The Venus Express spacecraft has found compelling evidence for active volcanoes on Earth’s sister planet. This will help us understand what makes planets like ours tick.
Data on distant worlds is hard to come by. In planetary science there are many important questions to which we can only answer, “We think so.” The question “Are there planets around other stars?” has recently gone from this category to the “Yes, definitely” column. Now “Are there Earth-sized planets around large numbers of stars?” is poised to follow suit.
Closer to home (much) is the question. “Is Venus geologically active today?” A recently published result seems to move the answer from “We think so” toward “Yes, we’ve found the evidence!” Venus is the only other Earth-sized planet we know. That should change soon, but we won’t be able to closely study the new extrasolar Earths, separated from us by the unspeakably deep interstellar divide. So Venus will be our only opportunity to learn the workings of another Earth-sized world for hundreds or thousands of years.
The surface of Venus is right there, beckoning and haunting us with its compelling answers so close and yet so hard to see. The closest planetary surface to us, and quite possibly the most relevant to the major questions about what makes our own home planet tick, it is also freakishly difficult to explore, thanks to both the crushing, searing surface conditions which destroy surface probes and keep NASA wary of mission proposals, and the thick, unbroken global cloud deck which frustrates direct orbital or telescopic inspection. Yet, just as the interstellar depths have finally been breached with technology and the relentless cleverness of planet-hunters, Venus is gradually giving up the mysteries of her surface. When Galileo flew by Venus in 1990 we discovered that the atmosphere is transparent in certain wavelengths of near-infrared light that allow a spacecraft to see the surface. In 2005 the European Space Agency launched Venus Express, the first orbiting spacecraft with the right instruments to exploit these spectral windows and make infrared surface maps. Now that Venus Express has been in orbit for four years, these maps have revealed that certain features, which resemble Hawaiian-type “hot spot”volcanoes on Earth, are covered with a different type of rock than the surrounding plains. A team of scientists analyzing these maps recently announced in Science that these areas are consistent with fresh volcanic minerals that have not yet chemically reacted with the hot, caustic atmosphere. They must have erupted recently, and this strongly implies that the volcanoes are active today.
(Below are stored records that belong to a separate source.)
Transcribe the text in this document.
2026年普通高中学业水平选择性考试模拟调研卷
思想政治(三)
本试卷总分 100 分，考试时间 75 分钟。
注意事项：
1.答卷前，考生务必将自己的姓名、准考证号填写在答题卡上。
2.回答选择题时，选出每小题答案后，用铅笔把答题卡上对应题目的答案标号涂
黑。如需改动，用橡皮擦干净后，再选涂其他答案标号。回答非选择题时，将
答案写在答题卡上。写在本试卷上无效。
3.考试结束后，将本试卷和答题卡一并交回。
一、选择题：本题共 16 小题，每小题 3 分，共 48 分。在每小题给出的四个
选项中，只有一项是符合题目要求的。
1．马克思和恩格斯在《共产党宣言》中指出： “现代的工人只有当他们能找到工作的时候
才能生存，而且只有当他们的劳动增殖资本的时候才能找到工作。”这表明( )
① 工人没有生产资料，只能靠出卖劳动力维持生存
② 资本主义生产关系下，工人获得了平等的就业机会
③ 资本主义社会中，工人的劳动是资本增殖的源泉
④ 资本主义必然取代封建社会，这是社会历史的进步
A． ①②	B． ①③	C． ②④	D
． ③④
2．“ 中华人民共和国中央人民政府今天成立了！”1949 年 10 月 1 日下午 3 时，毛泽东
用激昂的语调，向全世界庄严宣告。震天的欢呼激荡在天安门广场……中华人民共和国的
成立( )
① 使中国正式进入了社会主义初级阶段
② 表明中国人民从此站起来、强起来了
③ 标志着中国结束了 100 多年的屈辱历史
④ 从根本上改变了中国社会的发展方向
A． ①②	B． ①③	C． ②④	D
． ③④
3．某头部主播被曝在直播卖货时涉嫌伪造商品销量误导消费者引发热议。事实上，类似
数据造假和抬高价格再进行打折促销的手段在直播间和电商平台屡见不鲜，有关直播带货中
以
Many scientists, myself included, have written that Venus today is probably volcanically active based on many pieces of circumstantial evidence, including likely volcanic gases in the atmosphere and the fresh appearance of the youngest volcanoes in radar images. Yet before this new result we lacked the “smoking gun” to move this question into the “definitely yes” column. Now we can study not just the structures, but also the active functioning, of a nearby almost-Earth.
Venus should be active, since size is the most important controlling factor in a planet’s internal cooling. For example Mars is smaller, cooler inside and mostly dead geologically. Yet, given their nearly identical sizes you would think that Venus and Earth should be more similar. Venus lacks plate tectonics, the system of interior motions and surface movements that organizes most geological activity on Earth and removes heat from our planet’s interior. Instead, Venus may be losing heat today mostly through these hot spot volcanoes. But smooth volcanic lavas, which are not made by hot spots, dominate most of Venus. So apparently Venus has changed her volcanic style radically over the eons. We don’t know why Venus changed but it may have to do with the runaway greenhouse that occurred on Venus billions of years ago, evaporating her oceans and leaving her hot and dry.
Water seems to be the key to the uniqueness of Earth, from life to climate to geology. Perhaps the drying out of Venus long ago changed the properties of the rocks in her interior, led to the cessation of plate tectonics, and caused the changes we see in volcanic style.
We need future missions to understand this history, but now we know there is an active planet next door from which we can learn about the possible lives and fates of Earth-like planets.